Kedua, mendorong UE menurunkan hambatan ekspor, terutama untuk beberapa produk andalan Indonesia. Misalnya ketentuan (non-tarif) yang dikenakan pada ekspor CPO, sebagai produk ekspor terbesar Indonesia. Dalam hal ini Indonesia juga harus segera menindaklajuti kerjasama dengan Malaysia (Council of Palm Oil Production Countries) karena bila kerjasama tersebut tidak ditindaklanjuti dengan cepat dan tepat, justru dapat berpotensi mengurangi permintaan.

Begitu juga dengan penurunan tarif produk manufaktur ekspor utama Indonesia yang terkena tarif tinggi, seperti produk-produk alas kaki yang merupakan ekspor terbesar kedua setelah CPO dan padat karya.

Ketiga, harus ada strategi baru untuk memperluas pangsa pasar, khususnya mengingat pangsa ekspor Indonesia selama ini yang lebih rendah dibanding negara pesaing, meskipun mendapatkan tarif rate yang sama. Bila tidak memungkinkan meningkatkan daya saing dengan strategi harga, harus ada pengembangan komoditas ekspor baru dengan segmen pasar yang lebih luas.
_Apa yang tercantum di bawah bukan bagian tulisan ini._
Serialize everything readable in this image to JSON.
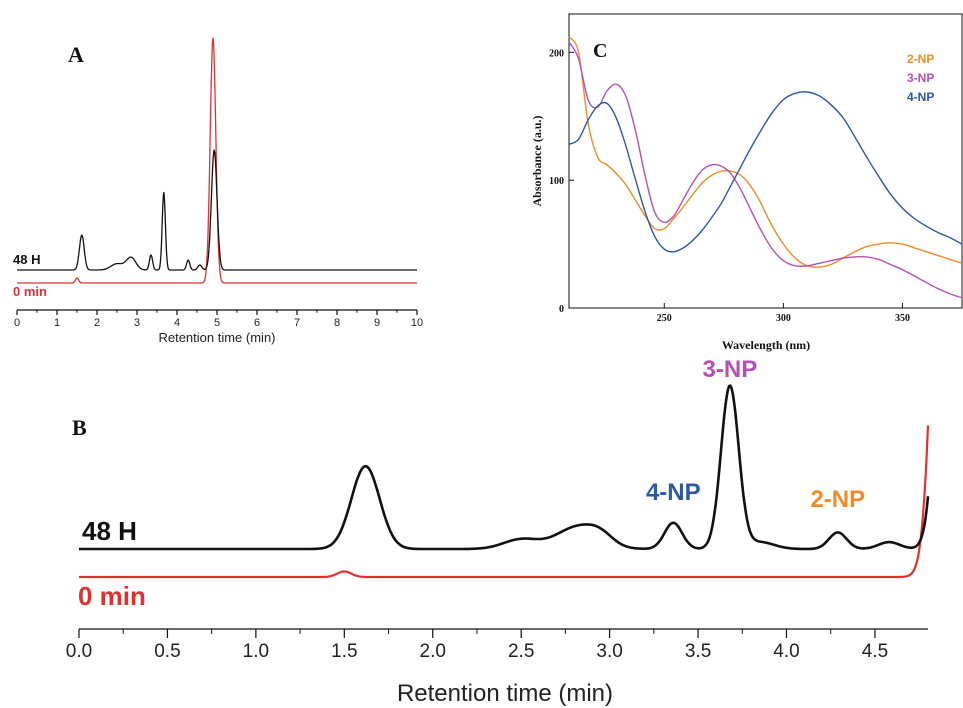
{
  "panel_labels": {
    "a": "A",
    "b": "B",
    "c": "C"
  },
  "colors": {
    "black": "#111111",
    "red": "#e03030",
    "orange": "#f08c28",
    "purple": "#b64fb8",
    "blue": "#2d57a8"
  },
  "chart_data": [
    {
      "id": "A",
      "type": "line",
      "xlabel": "Retention time (min)",
      "ylabel": "",
      "xlim": [
        0,
        10
      ],
      "xticks": [
        0,
        1,
        2,
        3,
        4,
        5,
        6,
        7,
        8,
        9,
        10
      ],
      "xtick_labels": [
        "0",
        "1",
        "2",
        "3",
        "4",
        "5",
        "6",
        "7",
        "8",
        "9",
        "10"
      ],
      "series_labels": [
        "48 H",
        "0 min"
      ],
      "series": [
        {
          "name": "48 H",
          "color": "#111111",
          "baseline": 0,
          "peaks": [
            [
              1.62,
              28,
              0.06
            ],
            [
              2.5,
              5,
              0.15
            ],
            [
              2.85,
              10,
              0.12
            ],
            [
              3.35,
              12,
              0.04
            ],
            [
              3.67,
              62,
              0.04
            ],
            [
              4.28,
              8,
              0.04
            ],
            [
              4.57,
              4,
              0.05
            ],
            [
              4.93,
              96,
              0.07
            ]
          ],
          "ylim": [
            -6,
            138
          ]
        },
        {
          "name": "0 min",
          "color": "#e03030",
          "baseline": 0,
          "peaks": [
            [
              1.5,
              4,
              0.04
            ],
            [
              4.9,
              196,
              0.07
            ]
          ],
          "ylim": [
            -4,
            196
          ]
        }
      ]
    },
    {
      "id": "B",
      "type": "line",
      "xlabel": "Retention time (min)",
      "ylabel": "",
      "xlim": [
        0,
        4.8
      ],
      "xticks": [
        0,
        0.5,
        1,
        1.5,
        2,
        2.5,
        3,
        3.5,
        4,
        4.5
      ],
      "xtick_labels": [
        "0.0",
        "0.5",
        "1.0",
        "1.5",
        "2.0",
        "2.5",
        "3.0",
        "3.5",
        "4.0",
        "4.5"
      ],
      "series_labels": [
        "48 H",
        "0 min"
      ],
      "annotations": [
        {
          "text": "4-NP",
          "x": 3.36,
          "color": "#2d57a8"
        },
        {
          "text": "3-NP",
          "x": 3.68,
          "color": "#b64fb8"
        },
        {
          "text": "2-NP",
          "x": 4.29,
          "color": "#f08c28"
        }
      ],
      "series": [
        {
          "name": "48 H",
          "color": "#111111",
          "baseline": 0,
          "peaks": [
            [
              1.62,
              60,
              0.08
            ],
            [
              2.5,
              7,
              0.1
            ],
            [
              2.82,
              16,
              0.12
            ],
            [
              2.95,
              6,
              0.07
            ],
            [
              3.36,
              19,
              0.05
            ],
            [
              3.68,
              118,
              0.05
            ],
            [
              3.85,
              5,
              0.08
            ],
            [
              4.29,
              12,
              0.05
            ],
            [
              4.58,
              5,
              0.06
            ],
            [
              4.93,
              400,
              0.06
            ]
          ]
        },
        {
          "name": "0 min",
          "color": "#e03030",
          "baseline": 0,
          "peaks": [
            [
              1.5,
              4,
              0.04
            ],
            [
              4.9,
              440,
              0.06
            ]
          ]
        }
      ],
      "ylim": [
        -20,
        240
      ]
    },
    {
      "id": "C",
      "type": "line",
      "xlabel": "Wavelength (nm)",
      "ylabel": "Absorbance (a.u.)",
      "xlim": [
        210,
        375
      ],
      "ylim": [
        0,
        230
      ],
      "xticks": [
        250,
        300,
        350
      ],
      "yticks": [
        0,
        100,
        200
      ],
      "legend_position": "top-right",
      "series": [
        {
          "name": "2-NP",
          "color": "#f08c28",
          "x": [
            210,
            214,
            218,
            222,
            226,
            230,
            234,
            238,
            242,
            246,
            250,
            254,
            258,
            262,
            266,
            270,
            274,
            278,
            282,
            286,
            290,
            295,
            300,
            305,
            310,
            315,
            320,
            325,
            330,
            335,
            340,
            345,
            350,
            355,
            360,
            365,
            370,
            375
          ],
          "y": [
            212,
            200,
            145,
            118,
            112,
            105,
            96,
            84,
            72,
            62,
            62,
            70,
            79,
            89,
            98,
            104,
            107,
            107,
            104,
            96,
            84,
            65,
            50,
            39,
            33,
            32,
            34,
            39,
            44,
            48,
            50,
            51,
            50,
            47,
            44,
            41,
            38,
            35
          ]
        },
        {
          "name": "3-NP",
          "color": "#b64fb8",
          "x": [
            210,
            214,
            218,
            222,
            226,
            230,
            234,
            238,
            242,
            246,
            250,
            254,
            258,
            262,
            266,
            270,
            274,
            278,
            282,
            286,
            290,
            295,
            300,
            305,
            310,
            315,
            320,
            325,
            330,
            335,
            340,
            345,
            350,
            355,
            360,
            365,
            370,
            375
          ],
          "y": [
            208,
            195,
            163,
            157,
            170,
            175,
            165,
            138,
            103,
            75,
            67,
            72,
            85,
            98,
            108,
            112,
            111,
            105,
            93,
            78,
            63,
            47,
            37,
            33,
            33,
            35,
            37,
            39,
            40,
            40,
            38,
            34,
            30,
            25,
            20,
            15,
            11,
            8
          ]
        },
        {
          "name": "4-NP",
          "color": "#2d57a8",
          "x": [
            210,
            214,
            218,
            222,
            226,
            230,
            234,
            238,
            242,
            246,
            250,
            254,
            258,
            262,
            266,
            270,
            274,
            278,
            282,
            286,
            290,
            295,
            300,
            305,
            310,
            315,
            320,
            325,
            330,
            335,
            340,
            345,
            350,
            355,
            360,
            365,
            370,
            375
          ],
          "y": [
            128,
            132,
            147,
            158,
            160,
            148,
            126,
            100,
            75,
            56,
            46,
            44,
            47,
            53,
            61,
            71,
            82,
            96,
            110,
            124,
            137,
            152,
            163,
            168,
            169,
            166,
            159,
            149,
            134,
            118,
            103,
            89,
            78,
            70,
            64,
            59,
            55,
            50
          ]
        }
      ]
    }
  ]
}
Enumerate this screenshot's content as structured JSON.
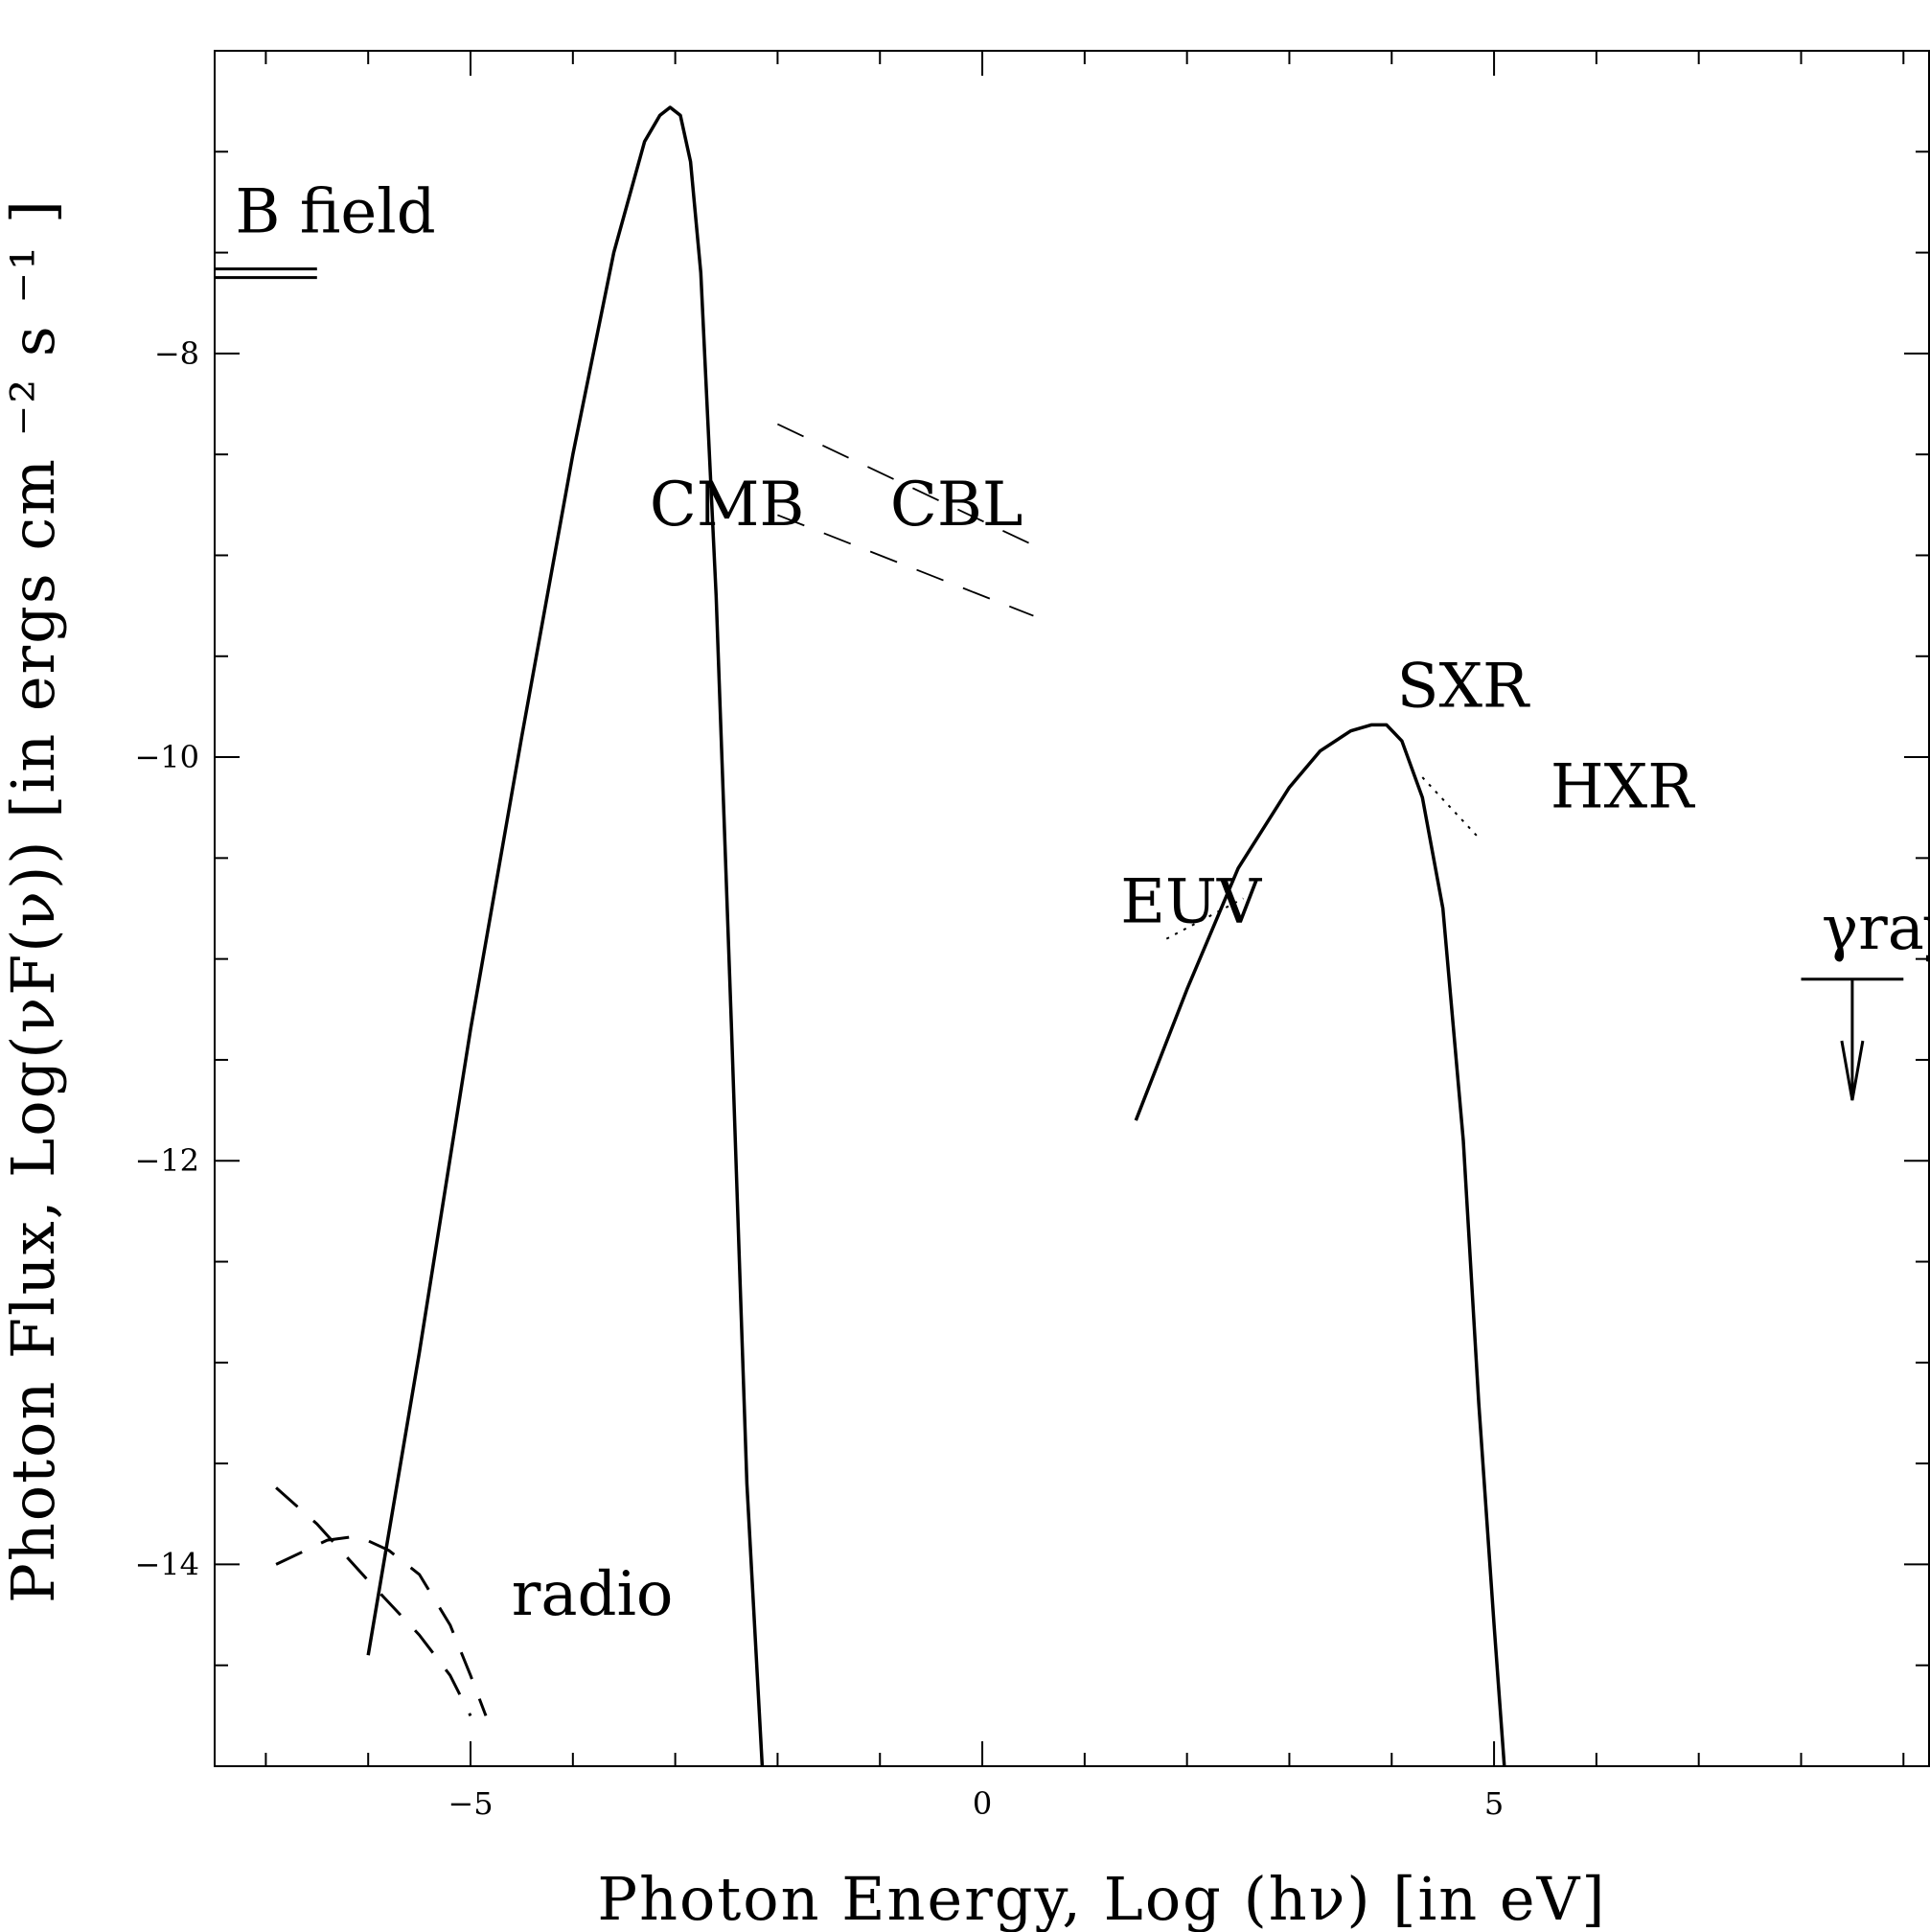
{
  "chart_data": {
    "type": "line",
    "xlabel": "Photon Energy, Log (hν)   [in eV]",
    "ylabel": "Photon Flux, Log(νF(ν))   [in ergs cm ⁻² s ⁻¹ ]",
    "xlim": [
      -7.5,
      9.25
    ],
    "ylim": [
      -15,
      -6.5
    ],
    "xticks": [
      "-5",
      "0",
      "5"
    ],
    "yticks": [
      "-8",
      "-10",
      "-12",
      "-14"
    ],
    "series": [
      {
        "name": "CMB",
        "style": "solid",
        "x": [
          -6.0,
          -5.5,
          -5.0,
          -4.5,
          -4.0,
          -3.6,
          -3.3,
          -3.15,
          -3.05,
          -2.95,
          -2.85,
          -2.75,
          -2.6,
          -2.45,
          -2.3,
          -2.15
        ],
        "y": [
          -14.45,
          -12.95,
          -11.35,
          -9.9,
          -8.5,
          -7.5,
          -6.95,
          -6.82,
          -6.78,
          -6.82,
          -7.05,
          -7.6,
          -9.2,
          -11.35,
          -13.6,
          -15.0
        ]
      },
      {
        "name": "CBL",
        "style": "dashed",
        "x": [
          -2.0,
          0.5
        ],
        "y": [
          -8.35,
          -8.95
        ]
      },
      {
        "name": "CBL",
        "style": "dashed",
        "x": [
          -2.0,
          0.5
        ],
        "y": [
          -8.8,
          -9.3
        ]
      },
      {
        "name": "SXR",
        "style": "solid",
        "x": [
          1.5,
          2.0,
          2.5,
          3.0,
          3.3,
          3.6,
          3.8,
          3.95,
          4.1,
          4.3,
          4.5,
          4.7,
          4.85,
          5.0,
          5.1
        ],
        "y": [
          -11.8,
          -11.15,
          -10.55,
          -10.15,
          -9.97,
          -9.87,
          -9.84,
          -9.84,
          -9.92,
          -10.2,
          -10.75,
          -11.9,
          -13.2,
          -14.3,
          -15.0
        ]
      },
      {
        "name": "EUV",
        "style": "dotted",
        "x": [
          1.8,
          2.55
        ],
        "y": [
          -10.9,
          -10.7
        ]
      },
      {
        "name": "HXR",
        "style": "dotted",
        "x": [
          4.3,
          4.85
        ],
        "y": [
          -10.1,
          -10.4
        ]
      },
      {
        "name": "radio",
        "style": "dashed",
        "x": [
          -6.9,
          -6.5,
          -6.0,
          -5.5,
          -5.2,
          -5.0
        ],
        "y": [
          -13.62,
          -13.8,
          -14.08,
          -14.35,
          -14.55,
          -14.75
        ]
      },
      {
        "name": "radio",
        "style": "dashed",
        "x": [
          -6.9,
          -6.4,
          -6.1,
          -5.8,
          -5.5,
          -5.2,
          -5.0,
          -4.85
        ],
        "y": [
          -14.0,
          -13.88,
          -13.86,
          -13.93,
          -14.05,
          -14.3,
          -14.55,
          -14.75
        ]
      }
    ],
    "limits": [
      {
        "name": "B field",
        "x": [
          -7.5,
          -6.5
        ],
        "y": -7.6,
        "kind": "double-line"
      },
      {
        "name": "γrays",
        "x": [
          8.0,
          9.0
        ],
        "y": -11.1,
        "kind": "upper-limit",
        "arrow_to": -11.7
      }
    ],
    "annotations": [
      {
        "text": "B field",
        "x": -7.3,
        "y": -7.4
      },
      {
        "text": "CMB",
        "x": -3.25,
        "y": -8.85
      },
      {
        "text": "CBL",
        "x": -0.9,
        "y": -8.85
      },
      {
        "text": "SXR",
        "x": 4.05,
        "y": -9.75
      },
      {
        "text": "HXR",
        "x": 5.55,
        "y": -10.25
      },
      {
        "text": "EUV",
        "x": 1.35,
        "y": -10.82
      },
      {
        "text": "γrays",
        "x": 8.2,
        "y": -10.95
      },
      {
        "text": "radio",
        "x": -4.6,
        "y": -14.25
      }
    ]
  }
}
Keempat, patut di catat bila IEU CEPA sebagai upaya peningkatan partisipasi dalam rantai pasok global (Global Value Chain) tidak akan banyak membawa keuntungan jika peran Indonesia dalam GVC hanya sebatas pemasok bahan mentah. Oleh karena itu,  perlu perumusan peran dan strategi apa yang akan diambil Indonesia dalam GVC dengan kerjasama IEU CEPA.  Semestinya, Indonesia bukan hanya berperan di hulu dari proses produksi dunia, tapi mendorong agar dapat mengambil peran di hilir proses produksi (manufaktur) yang memiliki nilai tambah lebih tinggi:

Selain itu, untuk mendorong partisipasi Indonesia dalam GVC dengan Eropa, maka diperlukan kerjasama dalam manufaktur dengan mekanisme alih teknologi yang jelas dan kerjasama riset dan teknologi yang memiliki linkage dengan pengembangan/kerjasama industri harus menjadi prioritas

Kelima, Indonesia perlu melakukan percepatan peningkatan daya saing industri manufaktur domestik untuk mengantisipasi peningkatan masuknya produk manufaktur impor dari UE. Peta jalan (roadmap) untuk peningkatan daya saing industri nasional ini perlu disesuaikan dengan pentahapan dan penjadwalan (seperti jadwal penurunan hambatan tarif impor atau non-tarif) dari kesepakatan-kesepakatan kerjasama ekonomi Indonesia dengan negara lain, termasuk dengan IEU CEPA.

Terakhir, pertimbangan mengenai manfaat IEU CEPA semestinya tidak terlalu terfokus pada aspek perdagangan (mengejar peningkatan ekspor), tetapi secara seimbang mempertimbangkan manfaat pada aspek-aspek lain, seperti kerjasama investasi, ketenagakerjaan, hak kekayaan intelektual (HKI), dll.